The German Tank problem has an additional complication, in that a true uniform probability distribution isn’t even possible. There are infinite possible values of N, so if we tried to construct a uniform probability distribution, we would end up with P(N) = 0 everywhere–not a valid probability distribution. One way to deal with this is to place an upper bound on N; for example, allowing N to be uniformly distributed between 1 and Ω. This is the choice that Wikipedia makes, but this leads Wikipedia to the conclusion that the expected number of tanks depends on our choice of Ω. Furthermore, as Ω goes to infinity, the expected number of tanks goes to infinity as well.

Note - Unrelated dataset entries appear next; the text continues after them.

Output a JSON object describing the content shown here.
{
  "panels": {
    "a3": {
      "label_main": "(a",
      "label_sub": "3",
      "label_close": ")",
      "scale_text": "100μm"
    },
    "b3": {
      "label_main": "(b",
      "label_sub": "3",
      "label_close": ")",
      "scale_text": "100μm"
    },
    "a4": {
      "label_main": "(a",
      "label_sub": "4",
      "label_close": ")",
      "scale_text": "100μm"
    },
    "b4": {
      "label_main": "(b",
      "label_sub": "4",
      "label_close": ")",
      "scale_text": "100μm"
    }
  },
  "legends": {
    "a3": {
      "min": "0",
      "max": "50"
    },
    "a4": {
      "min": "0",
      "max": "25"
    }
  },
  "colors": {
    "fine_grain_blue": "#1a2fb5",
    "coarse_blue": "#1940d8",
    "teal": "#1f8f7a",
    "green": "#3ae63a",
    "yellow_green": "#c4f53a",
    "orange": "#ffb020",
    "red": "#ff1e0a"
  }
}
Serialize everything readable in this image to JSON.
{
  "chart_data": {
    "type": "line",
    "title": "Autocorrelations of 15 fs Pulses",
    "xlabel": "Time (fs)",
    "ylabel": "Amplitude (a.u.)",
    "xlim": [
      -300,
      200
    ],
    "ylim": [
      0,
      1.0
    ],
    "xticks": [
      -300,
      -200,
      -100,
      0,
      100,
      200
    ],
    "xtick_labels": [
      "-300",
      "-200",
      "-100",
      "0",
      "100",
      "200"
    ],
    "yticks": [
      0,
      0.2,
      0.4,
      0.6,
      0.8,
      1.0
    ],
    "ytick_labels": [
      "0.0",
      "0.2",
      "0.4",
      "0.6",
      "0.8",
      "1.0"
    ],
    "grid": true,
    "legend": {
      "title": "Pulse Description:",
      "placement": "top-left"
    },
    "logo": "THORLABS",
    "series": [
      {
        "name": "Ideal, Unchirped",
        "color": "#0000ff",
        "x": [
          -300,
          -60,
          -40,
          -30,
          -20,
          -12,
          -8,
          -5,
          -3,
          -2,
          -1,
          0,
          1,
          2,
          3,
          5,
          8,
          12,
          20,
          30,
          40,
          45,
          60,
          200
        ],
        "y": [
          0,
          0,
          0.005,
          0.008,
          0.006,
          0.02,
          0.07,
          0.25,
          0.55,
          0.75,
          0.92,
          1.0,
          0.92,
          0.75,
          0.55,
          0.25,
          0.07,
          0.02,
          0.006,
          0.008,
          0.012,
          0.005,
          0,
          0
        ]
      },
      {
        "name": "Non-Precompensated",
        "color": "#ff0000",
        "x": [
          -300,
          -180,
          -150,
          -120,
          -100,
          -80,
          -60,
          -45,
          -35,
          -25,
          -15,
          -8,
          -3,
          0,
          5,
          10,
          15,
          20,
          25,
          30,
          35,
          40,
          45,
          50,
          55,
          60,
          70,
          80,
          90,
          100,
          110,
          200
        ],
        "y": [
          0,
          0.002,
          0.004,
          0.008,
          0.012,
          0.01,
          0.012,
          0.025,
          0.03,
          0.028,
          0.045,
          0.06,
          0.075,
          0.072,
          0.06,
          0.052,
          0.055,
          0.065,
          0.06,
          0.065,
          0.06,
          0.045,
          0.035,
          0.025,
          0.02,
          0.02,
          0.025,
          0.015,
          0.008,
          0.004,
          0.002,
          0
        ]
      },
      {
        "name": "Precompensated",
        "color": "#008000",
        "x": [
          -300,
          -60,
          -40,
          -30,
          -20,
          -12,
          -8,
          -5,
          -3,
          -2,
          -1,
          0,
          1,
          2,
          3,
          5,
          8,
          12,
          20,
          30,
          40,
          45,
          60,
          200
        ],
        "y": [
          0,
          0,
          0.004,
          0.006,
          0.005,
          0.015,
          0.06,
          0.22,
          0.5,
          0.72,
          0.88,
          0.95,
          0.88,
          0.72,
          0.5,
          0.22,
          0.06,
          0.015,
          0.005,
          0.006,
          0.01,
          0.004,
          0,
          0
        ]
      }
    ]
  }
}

Philosophically, P(N) is said to represent your “belief” in N. So the many possible choices of P(N) may reflect the fact that we have different starting beliefs. Generally speaking, Bayesian analysis is most compelling when it a) works for a variety of choices of P(N), or b) P(N) is grounded in some external knowledge, such as an analysis of how many tanks it would be reasonable to produce.

**Summary**

The German Tank problem is a basic statistics question that can be used to illustrate both the Bayesian and frequentist approaches. The Bayesian approach gives the more concrete solution, in the form of the expected value of the number of tanks. However, the solution depends on additional assumptions, and unfortunately there is no neutral choice of assumptions available. The frequentist approach does not use any additional assumptions, and provides an estimator with a simple form, equal to twice the observed ID number. However, this estimator can be confusing to interpret, and it is technically incorrect to describe it as the expected number of tanks.

Intransitive says

Wouldn’t this allow for reasonable estimates as a basis for determining the number? Commercial planes would normally number in the hundreds, military planes in the thousands, tank ten thousands, cars hundreds of thousands, rifles millions. etc.

If you saw a tank with a three digit number, you might expect more. With a six digit number, you might expect it’s near last.

Siggy says

@Intransitive,

Yes exactly. Some external knowledge or intuition is quite valuable for this problem. The Bayes approach is a mathematical formalization of that idea.

JM says

I think the best answer is that this is one of those problem where there is not enough information for a meaningful answer. Statistical methods give answers but the upwards margin of error is unlimited and flat, the answer doesn’t really give you any useful information.

Frederic Bourgault-Christie says

@3: Well, if you literally had to make the guess in the dark, you would want one of the options, and there are situations where we actually need to make these kinds of guesses. But it is very true that this is a situation where you have two bad choices and what you’re doing is prioritizing what kinds of risks you care about.

JM says

@4 Frederic Bourgault-Christie: If your applying this to a real world problem there is always more information but you also have more problems. The various things Intransitive noted about putting the information in a real world context let you put some sensible limits on the numbers. In the real world you also face the problem that the numbers can be deceptive and the whole situation could be intentional deception. At a simple practical level serial numbers often don’t start at 1. At the deceptive end your enemy could be leaking information about weapon systems that don’t actually exist.

Christoph Hanck says

Re “Furthermore, as Ω goes to infinity, the expected number of tanks goes to infinity as well.” I agree that the discussion of the prior part is a bit confusing (at least to me). But “replacing” Ω with infinity in the calculations on the Wiki page do lead to a finite posterior mean, no?

Siggy says

@Christoph Hanck,

Here’s the equation I’m looking at. Under the “one tank” section, the expected number of tanks is given by the last equation:

(Ω-m)/log((Ω-1)/(m-1))

If you take the limit as Ω goes to infinity, this quantity diverges to infinity.

Christoph Hanck says

I see – I was referring to the many tanks solution (m-1)(k-1)/(k-2), so that should explain it – thanks!